Parashat Ki Tavo Deuteronomy 26:1-29:8
Dear Friends,
Ki Tavo, this week’s parasha can be taken in a variety of ways, simply because “Ki” in Hebrew has a number of meanings. It can mean, “when.” It can mean, “if.” It can mean, “because.” In keeping with the simple meaning of the text, the Children of Israel are being told by Moses that “when” they come into the Land of Israel, things are going to change. Not a surprise. We had been a nomadic people even before our time in Egypt. Certainly after our redemption from slavery into freedom, we remained in the wilderness, not really at home, for 40 years. Now we are faced with a transition. We are going to be rooted in the Land. It will be transformative.
Our behaviors are going to have to change. It will no longer be enough to be “wandering Arameans.” We are going to have to unite. We are going to have to respect property boundaries. We are going to have to pay taxes (tithes) to maintain the infrastructure of our government (i.e. the priests, levites and the Temple). And, we are going to be required to remember from where we came, who we had been, and who we have become. To that end, we are given the ritual of the “First Fruits,” the festival of Shavuot, a ritual that affirms a wonderful future.
Implicit in that future vision is the idea that we will wander no more. We will be secure enough, rooted enough, to plant trees, vineyards and crops, and be around long enough to harvest them. We will get to enjoy the fruits of our labors, and rejoice.
Yet, nothing in life is free.

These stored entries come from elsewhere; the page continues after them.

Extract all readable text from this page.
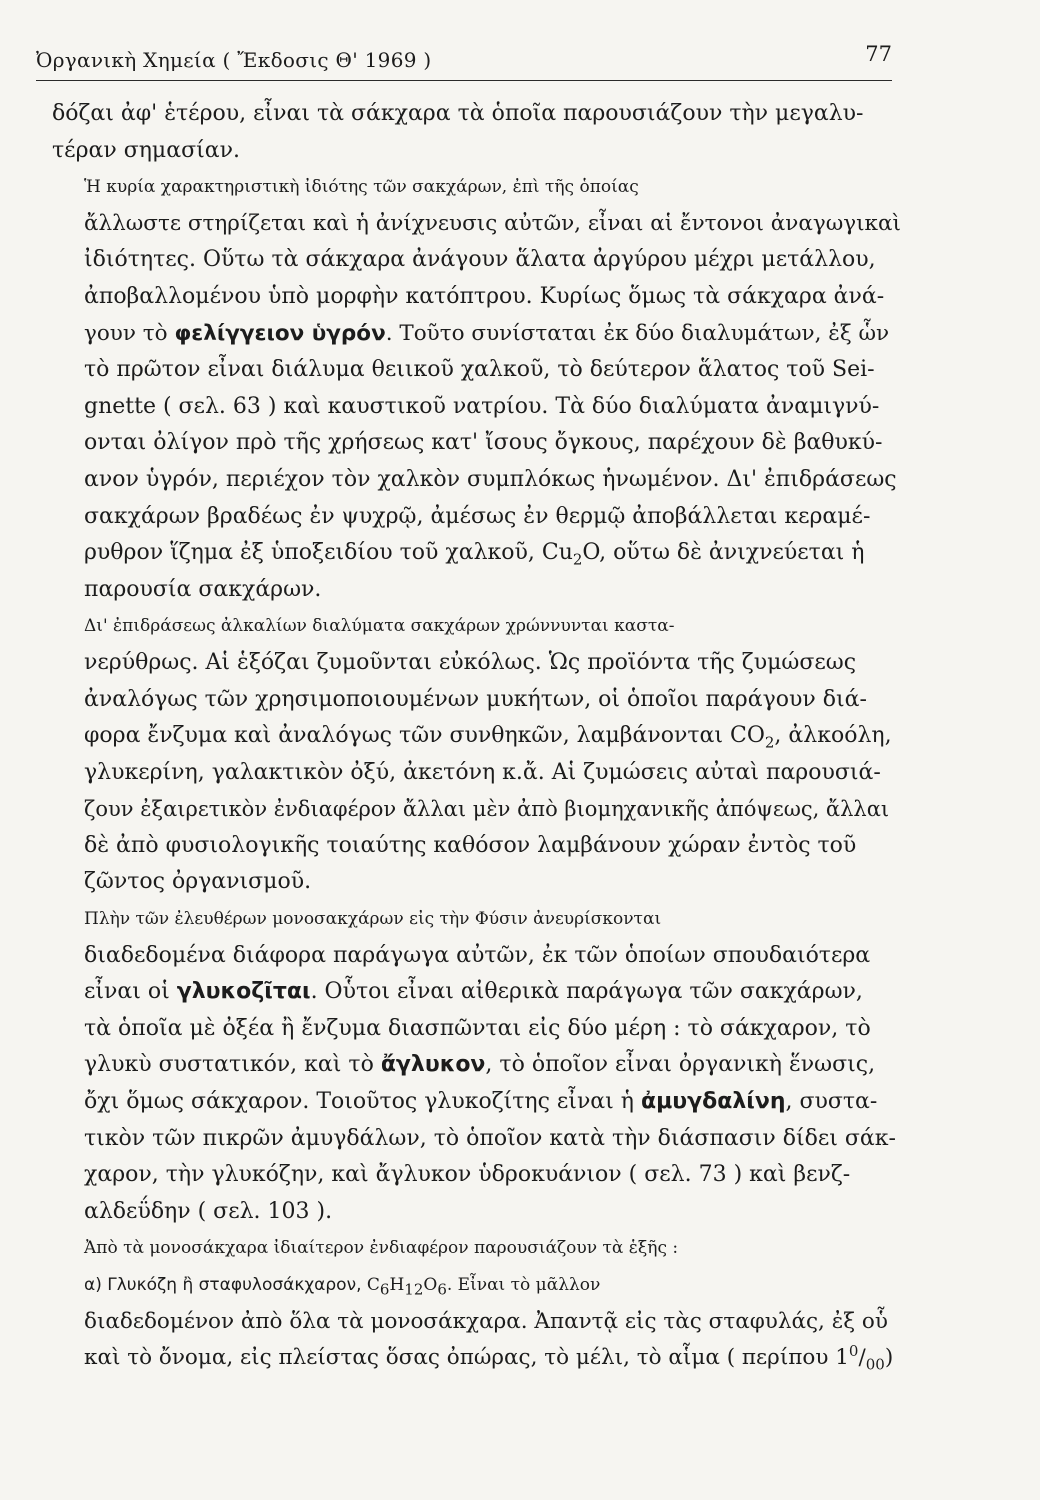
Ὀργανικὴ Χημεία ( Ἔκδοσις Θ' 1969 )	77

δόζαι ἀφ' ἑτέρου, εἶναι τὰ σάκχαρα τὰ ὁποῖα παρουσιάζουν τὴν μεγαλυ-
τέραν σημασίαν.

Ἡ κυρία χαρακτηριστικὴ ἰδιότης τῶν σακχάρων, ἐπὶ τῆς ὁποίας
ἄλλωστε στηρίζεται καὶ ἡ ἀνίχνευσις αὐτῶν, εἶναι αἱ ἔντονοι ἀναγωγικαὶ
ἰδιότητες. Οὕτω τὰ σάκχαρα ἀνάγουν ἅλατα ἀργύρου μέχρι μετάλλου,
ἀποβαλλομένου ὑπὸ μορφὴν κατόπτρου. Κυρίως ὅμως τὰ σάκχαρα ἀνά-
γουν τὸ φελίγγειον ὑγρόν. Τοῦτο συνίσταται ἐκ δύο διαλυμάτων, ἐξ ὧν
τὸ πρῶτον εἶναι διάλυμα θειικοῦ χαλκοῦ, τὸ δεύτερον ἅλατος τοῦ Sei-
gnette ( σελ. 63 ) καὶ καυστικοῦ νατρίου. Τὰ δύο διαλύματα ἀναμιγνύ-
ονται ὀλίγον πρὸ τῆς χρήσεως κατ' ἴσους ὄγκους, παρέχουν δὲ βαθυκύ-
ανον ὑγρόν, περιέχον τὸν χαλκὸν συμπλόκως ἡνωμένον. Δι' ἐπιδράσεως
σακχάρων βραδέως ἐν ψυχρῷ, ἀμέσως ἐν θερμῷ ἀποβάλλεται κεραμέ-
ρυθρον ἵζημα ἐξ ὑποξειδίου τοῦ χαλκοῦ, $Cu_2O$, οὕτω δὲ ἀνιχνεύεται ἡ
παρουσία σακχάρων.

Δι' ἐπιδράσεως ἀλκαλίων διαλύματα σακχάρων χρώννυνται καστα-
νερύθρως. Αἱ ἑξόζαι ζυμοῦνται εὐκόλως. Ὡς προϊόντα τῆς ζυμώσεως
ἀναλόγως τῶν χρησιμοποιουμένων μυκήτων, οἱ ὁποῖοι παράγουν διά-
φορα ἔνζυμα καὶ ἀναλόγως τῶν συνθηκῶν, λαμβάνονται $CO_2$, ἀλκοόλη,
γλυκερίνη, γαλακτικὸν ὀξύ, ἀκετόνη κ.ἄ. Αἱ ζυμώσεις αὐταὶ παρουσιά-
ζουν ἐξαιρετικὸν ἐνδιαφέρον ἄλλαι μὲν ἀπὸ βιομηχανικῆς ἀπόψεως, ἄλλαι
δὲ ἀπὸ φυσιολογικῆς τοιαύτης καθόσον λαμβάνουν χώραν ἐντὸς τοῦ
ζῶντος ὀργανισμοῦ.

Πλὴν τῶν ἐλευθέρων μονοσακχάρων εἰς τὴν Φύσιν ἀνευρίσκονται
διαδεδομένα διάφορα παράγωγα αὐτῶν, ἐκ τῶν ὁποίων σπουδαιότερα
εἶναι οἱ γλυκοζῖται. Οὗτοι εἶναι αἰθερικὰ παράγωγα τῶν σακχάρων,
τὰ ὁποῖα μὲ ὀξέα ἢ ἔνζυμα διασπῶνται εἰς δύο μέρη : τὸ σάκχαρον, τὸ
γλυκὺ συστατικόν, καὶ τὸ ἄγλυκον, τὸ ὁποῖον εἶναι ὀργανικὴ ἕνωσις,
ὄχι ὅμως σάκχαρον. Τοιοῦτος γλυκοζίτης εἶναι ἡ ἀμυγδαλίνη, συστα-
τικὸν τῶν πικρῶν ἀμυγδάλων, τὸ ὁποῖον κατὰ τὴν διάσπασιν δίδει σάκ-
χαρον, τὴν γλυκόζην, καὶ ἄγλυκον ὑδροκυάνιον ( σελ. 73 ) καὶ βενζ-
αλδεΰδην ( σελ. 103 ).

Ἀπὸ τὰ μονοσάκχαρα ἰδιαίτερον ἐνδιαφέρον παρουσιάζουν τὰ ἑξῆς :

α) Γλυκόζη ἢ σταφυλοσάκχαρον, $C_6H_{12}O_6$. Εἶναι τὸ μᾶλλον
διαδεδομένον ἀπὸ ὅλα τὰ μονοσάκχαρα. Ἀπαντᾷ εἰς τὰς σταφυλάς, ἐξ οὗ
καὶ τὸ ὄνομα, εἰς πλείστας ὅσας ὀπώρας, τὸ μέλι, τὸ αἷμα ( περίπου $1^0/_{00}$)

This great, rosy future requires us to be loyal to our covenant with the Divine. To gain the blessings that are described in this Torah portion, we must become a just and honest people. We must continually seek justice, true justice, and care for the disenfranchised in the society. We must offer the sacrifices of all the various sorts, and not worship idols.
It seems simple, but is it? Judging by our history, clearly not. The Temple was destroyed, not once but twice. We have been exiled, and returned to our homeland, not once but twice. To survive, we invented synagogue worship as a replacement for animal sacrifice as a way to lift the spirit, and seek the Divine. More than that, we elevated the Sabbath to be a holy sanctuary in time to replace the physical one in space. While marble columns are not portable, we survived because the Shabbat, and the Torah, are portable and can be carried in our hearts.
So let us pause on this Shabbat, at least for a moment, and contemplate the miracle of our survival. The survival of a small people, that by all logic should have long ago become a footnote in the history of the world. Instead, we still seem to have a role to play. We hallow the role of the individual. We hallow the memories that connect us to our past and yet promise us a fruitful future. Yes, let us pause for a moment, and allow Shabbat to be just that, a time that refreshes and nurtures the soul. And in so doing, may this Shabbat give us that sense of completeness, that against all odds, we still seek, and may we find that Shalom. And having done so, renewed, may we return to our daily task, in small ways and large, to perfect the world.